The Commissioner sighed.

“I hope you’re wrong, Guy.”

The technical officer called to Megan Stone.

“Cell phone number’s a public call box in Charing Cross Station, Commander. You want forensic there?”

She nodded.

Guy asked. “How did he get my mobile number? That’s not public knowledge.”

Bullingham slid in.

“Maybe you’re not telling us everything, Royce?”

VJ returned to his seat and announced.

“Our suspect didn’t get it from Royce, Trevor. He got it from the Conqueror Hotel. I’ve just spoken to the girl on reception.”

Commissioner Chambers nodded. “Continue.”

“Seems a guy calling himself a taxi driver turned up there with a story. One about a guest who was going to the airport and left his passport in his cab. Could she give him the guest’s cell phone number so he could get him out of trouble..”

VJ paused, then added.

“The guest was Guy Royce. I e-mailed her the video picture from the Essex garage. She identified it. It was our suspect in the Volvo.

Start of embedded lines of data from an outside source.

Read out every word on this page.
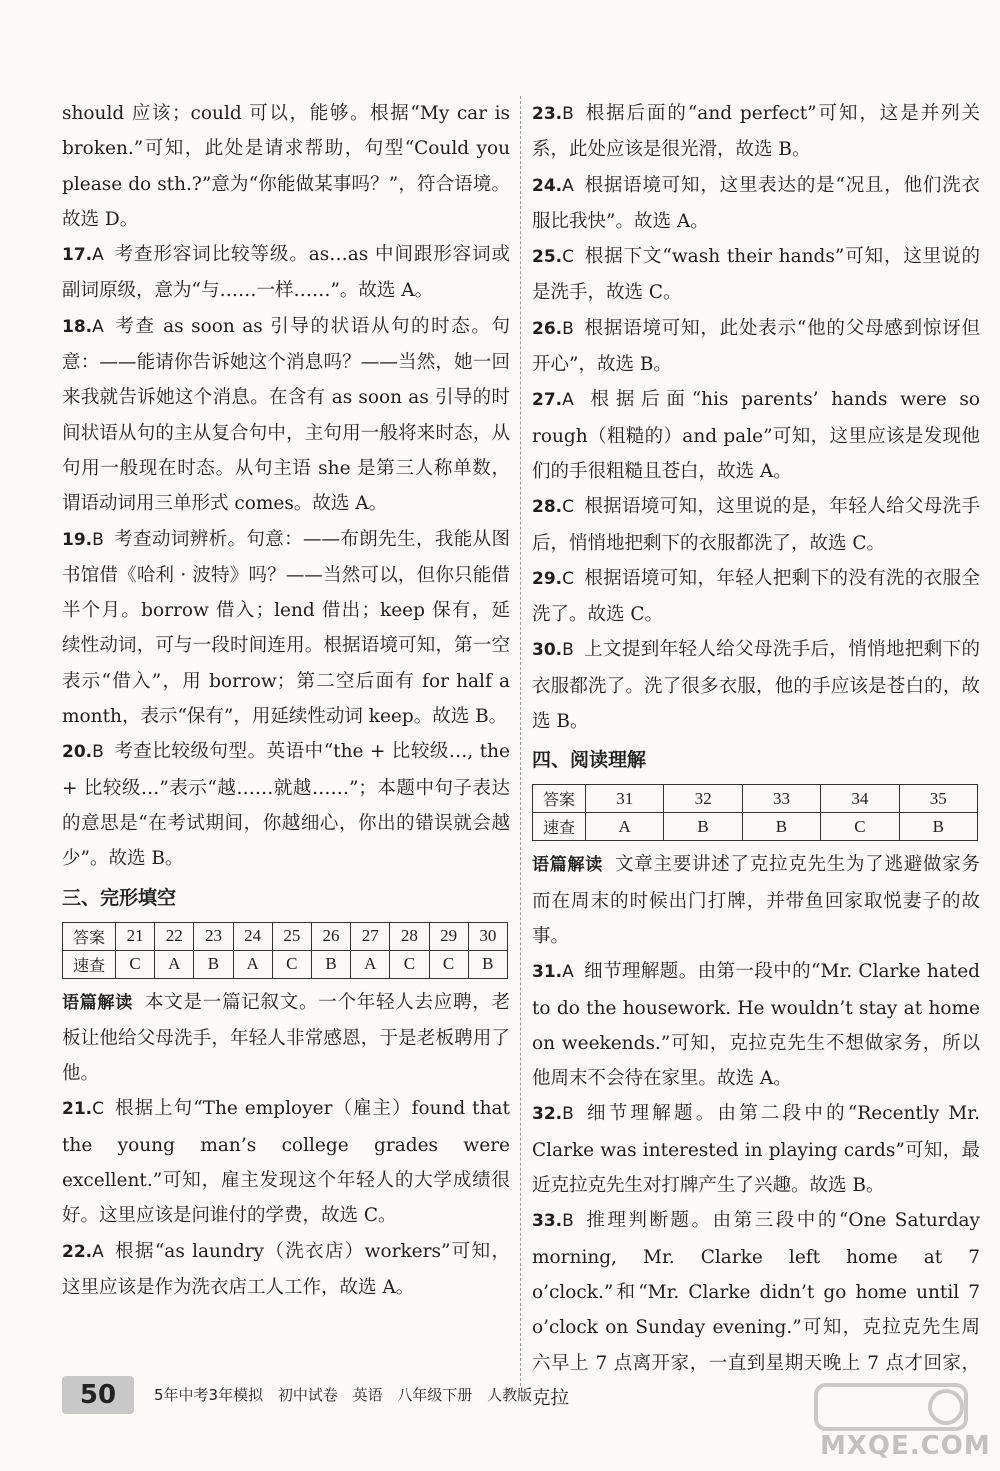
should 应该；could 可以，能够。根据“My car is broken.”可知，此处是请求帮助，句型“Could you please do sth.?”意为“你能做某事吗？”，符合语境。故选 D。

17.A 考查形容词比较等级。as…as 中间跟形容词或副词原级，意为“与……一样……”。故选 A。

18.A 考查 as soon as 引导的状语从句的时态。句意：——能请你告诉她这个消息吗？——当然，她一回来我就告诉她这个消息。在含有 as soon as 引导的时间状语从句的主从复合句中，主句用一般将来时态，从句用一般现在时态。从句主语 she 是第三人称单数，谓语动词用三单形式 comes。故选 A。

19.B 考查动词辨析。句意：——布朗先生，我能从图书馆借《哈利 · 波特》吗？——当然可以，但你只能借半个月。borrow 借入；lend 借出；keep 保有，延续性动词，可与一段时间连用。根据语境可知，第一空表示“借入”，用 borrow；第二空后面有 for half a month，表示“保有”，用延续性动词 keep。故选 B。

20.B 考查比较级句型。英语中“the + 比较级…, the + 比较级…”表示“越……就越……”；本题中句子表达的意思是“在考试期间，你越细心，你出的错误就会越少”。故选 B。

三、完形填空
答案	21	22	23	24	25	26	27	28	29	30
速查	C	A	B	A	C	B	A	C	C	B

语篇解读 本文是一篇记叙文。一个年轻人去应聘，老板让他给父母洗手，年轻人非常感恩，于是老板聘用了他。

21.C 根据上句“The employer（雇主）found that the young man’s college grades were excellent.”可知，雇主发现这个年轻人的大学成绩很好。这里应该是问谁付的学费，故选 C。

22.A 根据“as laundry（洗衣店）workers”可知，这里应该是作为洗衣店工人工作，故选 A。

23.B 根据后面的“and perfect”可知，这是并列关系，此处应该是很光滑，故选 B。

24.A 根据语境可知，这里表达的是“况且，他们洗衣服比我快”。故选 A。

25.C 根据下文“wash their hands”可知，这里说的是洗手，故选 C。

26.B 根据语境可知，此处表示“他的父母感到惊讶但开心”，故选 B。

27.A 根据后面“his parents’ hands were so rough（粗糙的）and pale”可知，这里应该是发现他们的手很粗糙且苍白，故选 A。

28.C 根据语境可知，这里说的是，年轻人给父母洗手后，悄悄地把剩下的衣服都洗了，故选 C。

29.C 根据语境可知，年轻人把剩下的没有洗的衣服全洗了。故选 C。

30.B 上文提到年轻人给父母洗手后，悄悄地把剩下的衣服都洗了。洗了很多衣服，他的手应该是苍白的，故选 B。

四、阅读理解
答案	31	32	33	34	35
速查	A	B	B	C	B

语篇解读 文章主要讲述了克拉克先生为了逃避做家务而在周末的时候出门打牌，并带鱼回家取悦妻子的故事。

31.A 细节理解题。由第一段中的“Mr. Clarke hated to do the housework. He wouldn’t stay at home on weekends.”可知，克拉克先生不想做家务，所以他周末不会待在家里。故选 A。

32.B 细节理解题。由第二段中的“Recently Mr. Clarke was interested in playing cards”可知，最近克拉克先生对打牌产生了兴趣。故选 B。

33.B 推理判断题。由第三段中的“One Saturday morning, Mr. Clarke left home at 7 o’clock.”和“Mr. Clarke didn’t go home until 7 o’clock on Sunday evening.”可知，克拉克先生周六早上 7 点离开家，一直到星期天晚上 7 点才回家，克拉

50	5年中考3年模拟 初中试卷 英语 八年级下册 人教版
MXQE.COM
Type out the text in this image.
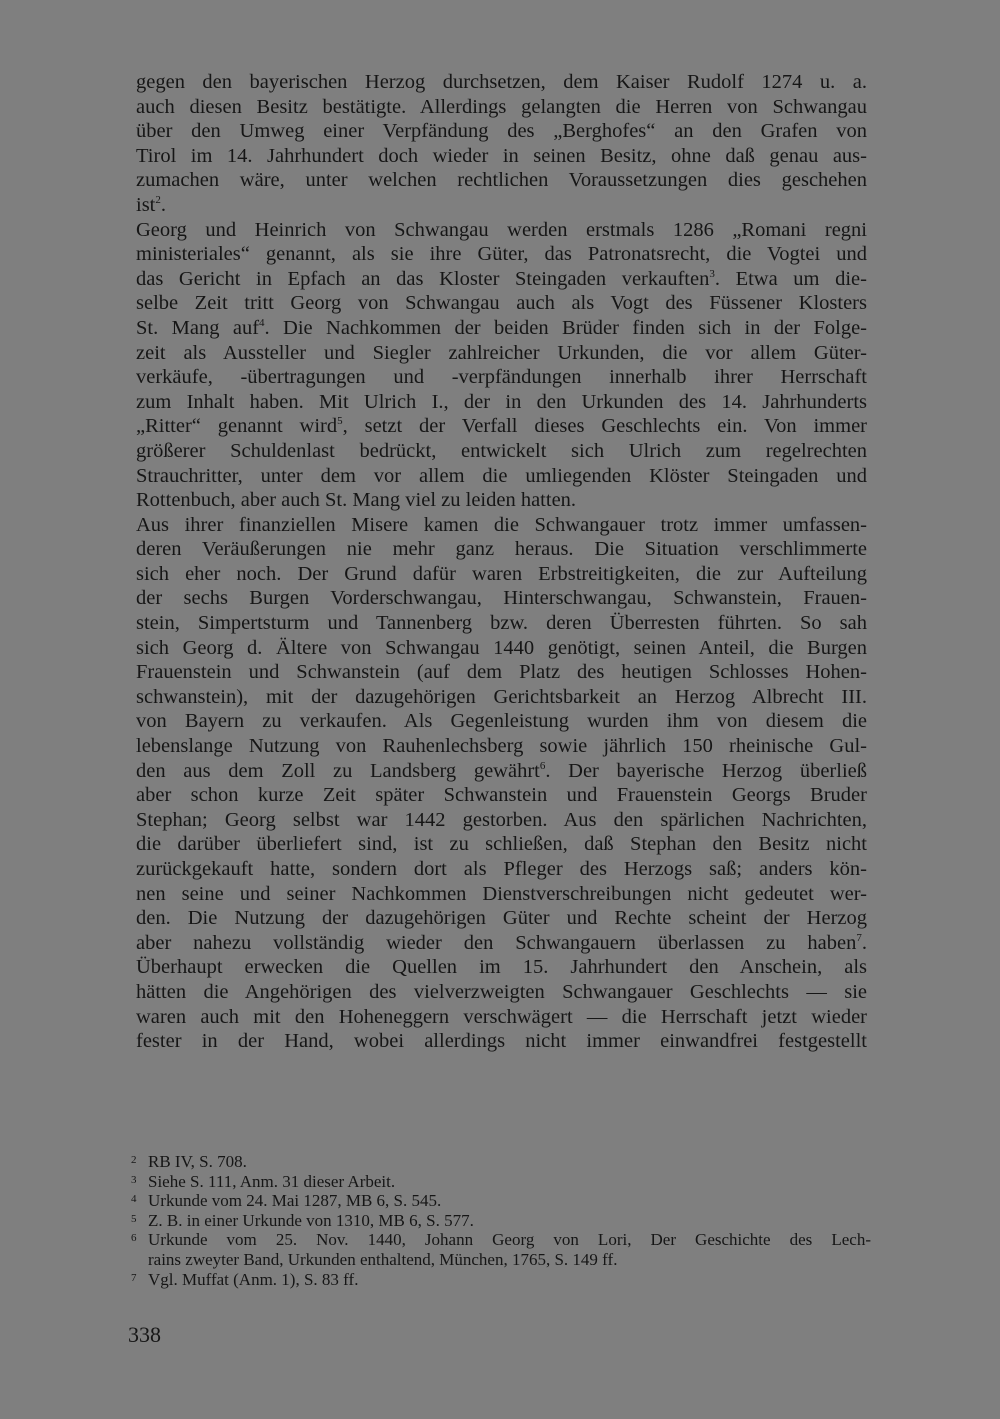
gegen den bayerischen Herzog durchsetzen, dem Kaiser Rudolf 1274 u. a.
auch diesen Besitz bestätigte. Allerdings gelangten die Herren von Schwangau
über den Umweg einer Verpfändung des „Berghofes“ an den Grafen von
Tirol im 14. Jahrhundert doch wieder in seinen Besitz, ohne daß genau aus-
zumachen wäre, unter welchen rechtlichen Voraussetzungen dies geschehen
ist$^2$.
Georg und Heinrich von Schwangau werden erstmals 1286 „Romani regni
ministeriales“ genannt, als sie ihre Güter, das Patronatsrecht, die Vogtei und
das Gericht in Epfach an das Kloster Steingaden verkauften$^3$. Etwa um die-
selbe Zeit tritt Georg von Schwangau auch als Vogt des Füssener Klosters
St. Mang auf$^4$. Die Nachkommen der beiden Brüder finden sich in der Folge-
zeit als Aussteller und Siegler zahlreicher Urkunden, die vor allem Güter-
verkäufe, -übertragungen und -verpfändungen innerhalb ihrer Herrschaft
zum Inhalt haben. Mit Ulrich I., der in den Urkunden des 14. Jahrhunderts
„Ritter“ genannt wird$^5$, setzt der Verfall dieses Geschlechts ein. Von immer
größerer Schuldenlast bedrückt, entwickelt sich Ulrich zum regelrechten
Strauchritter, unter dem vor allem die umliegenden Klöster Steingaden und
Rottenbuch, aber auch St. Mang viel zu leiden hatten.
Aus ihrer finanziellen Misere kamen die Schwangauer trotz immer umfassen-
deren Veräußerungen nie mehr ganz heraus. Die Situation verschlimmerte
sich eher noch. Der Grund dafür waren Erbstreitigkeiten, die zur Aufteilung
der sechs Burgen Vorderschwangau, Hinterschwangau, Schwanstein, Frauen-
stein, Simpertsturm und Tannenberg bzw. deren Überresten führten. So sah
sich Georg d. Ältere von Schwangau 1440 genötigt, seinen Anteil, die Burgen
Frauenstein und Schwanstein (auf dem Platz des heutigen Schlosses Hohen-
schwanstein), mit der dazugehörigen Gerichtsbarkeit an Herzog Albrecht III.
von Bayern zu verkaufen. Als Gegenleistung wurden ihm von diesem die
lebenslange Nutzung von Rauhenlechsberg sowie jährlich 150 rheinische Gul-
den aus dem Zoll zu Landsberg gewährt$^6$. Der bayerische Herzog überließ
aber schon kurze Zeit später Schwanstein und Frauenstein Georgs Bruder
Stephan; Georg selbst war 1442 gestorben. Aus den spärlichen Nachrichten,
die darüber überliefert sind, ist zu schließen, daß Stephan den Besitz nicht
zurückgekauft hatte, sondern dort als Pfleger des Herzogs saß; anders kön-
nen seine und seiner Nachkommen Dienstverschreibungen nicht gedeutet wer-
den. Die Nutzung der dazugehörigen Güter und Rechte scheint der Herzog
aber nahezu vollständig wieder den Schwangauern überlassen zu haben$^7$.
Überhaupt erwecken die Quellen im 15. Jahrhundert den Anschein, als
hätten die Angehörigen des vielverzweigten Schwangauer Geschlechts — sie
waren auch mit den Hoheneggern verschwägert — die Herrschaft jetzt wieder
fester in der Hand, wobei allerdings nicht immer einwandfrei festgestellt
2 RB IV, S. 708.
3 Siehe S. 111, Anm. 31 dieser Arbeit.
4 Urkunde vom 24. Mai 1287, MB 6, S. 545.
5 Z. B. in einer Urkunde von 1310, MB 6, S. 577.
6 Urkunde vom 25. Nov. 1440, Johann Georg von Lori, Der Geschichte des Lech-
rains zweyter Band, Urkunden enthaltend, München, 1765, S. 149 ff.
7 Vgl. Muffat (Anm. 1), S. 83 ff.
338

That makes our Volvo driver the letter writer.”

Sergeant Ward asked, “Why so?”

VJ replied.

“Because Royce’s mystery caller mentioned Cat Strangler One in the letter, and the hotel girl said the Volvo driver in our picture was the bogus taxi driver. Makes them both the same person.”

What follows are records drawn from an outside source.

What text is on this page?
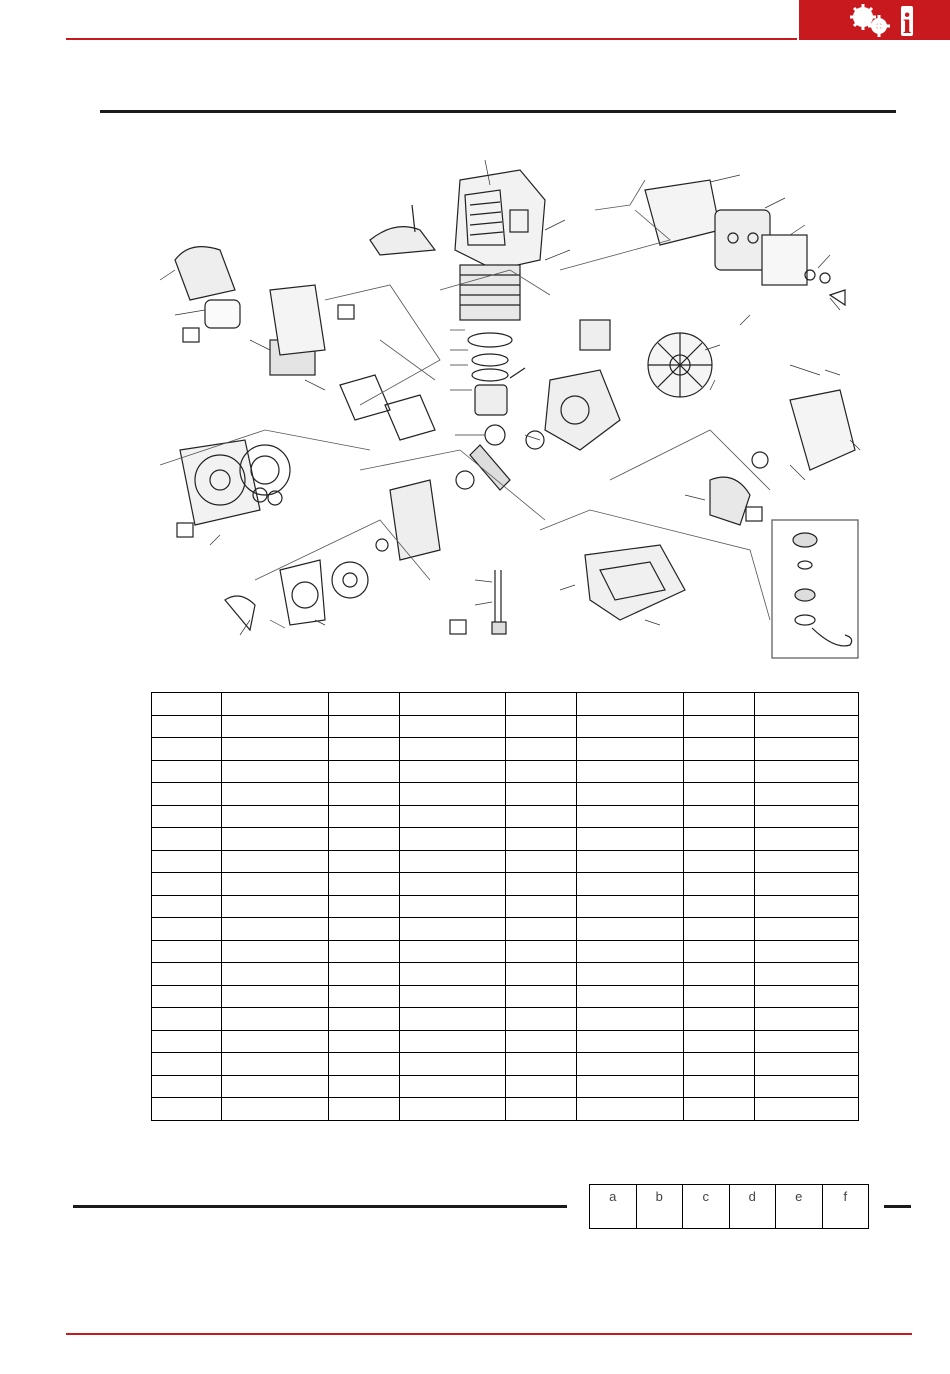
i

a	b	c	d	e	f
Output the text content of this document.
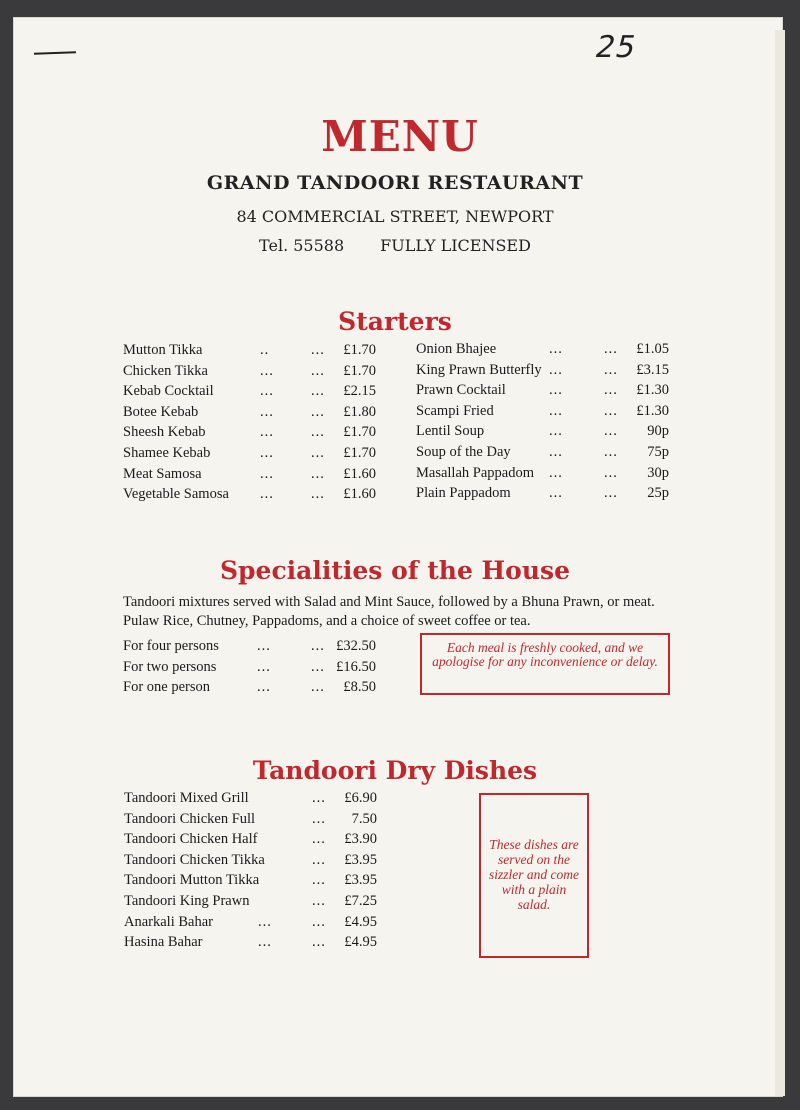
25
MENU
GRAND TANDOORI RESTAURANT
84 COMMERCIAL STREET, NEWPORT
Tel. 55588 FULLY LICENSED
Starters
Mutton Tikka	..	... £1.70
Chicken Tikka	...	... £1.70
Kebab Cocktail	...	... £2.15
Botee Kebab	...	... £1.80
Sheesh Kebab	...	... £1.70
Shamee Kebab	...	... £1.70
Meat Samosa	...	... £1.60
Vegetable Samosa ...	... £1.60
Onion Bhajee	...	... £1.05
King Prawn Butterfly ...	... £3.15
Prawn Cocktail	...	... £1.30
Scampi Fried	...	... £1.30
Lentil Soup	...	... 90p
Soup of the Day	...	... 75p
Masallah Pappadom ...	... 30p
Plain Pappadom	...	... 25p
Specialities of the House
Tandoori mixtures served with Salad and Mint Sauce, followed by a Bhuna Prawn, or meat. Pulaw Rice, Chutney, Pappadoms, and a choice of sweet coffee or tea.
For four persons	...	... £32.50
For two persons	...	... £16.50
For one person	...	... £8.50
Each meal is freshly cooked, and we apologise for any inconvenience or delay.
Tandoori Dry Dishes
Tandoori Mixed Grill	... £6.90
Tandoori Chicken Full	... 7.50
Tandoori Chicken Half	... £3.90
Tandoori Chicken Tikka	... £3.95
Tandoori Mutton Tikka	... £3.95
Tandoori King Prawn	... £7.25
Anarkali Bahar	...	... £4.95
Hasina Bahar	...	... £4.95
These dishes are served on the sizzler and come with a plain salad.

“Then why did our bogus caller want us to suspect Matt Milton?”

“To put us off the scent. Keep us going round in circles.”

Bullingham scoffed.

“Well, he certainly did that. You’ve got yourself a stalker, Boyd!”

Guy wanted to wring Bullingham´s scrawny neck but Megan Stone tapped the desk sharply.

“Concentrate on the car. There must be a paper trail. Find him and quickly.”

The Commissioner announced.

“I want every copper in London looking for that Volvo. God knows what I’m going to tell the Home Office.”

He rose without another word and walked out.

Megan Stone stood up, brushing down her uniform skirt.

“I agree with Royce. We’re not doing enough. Go back to the sources. Check again. Use some initiative this time!”

She paced out after Chambers, slamming the door as she left and Sergeant Ward puffed a face.

“What’s got into her knickers, then?”

“Half the Force, I shouldn’t wonder,” Bullingham snarled.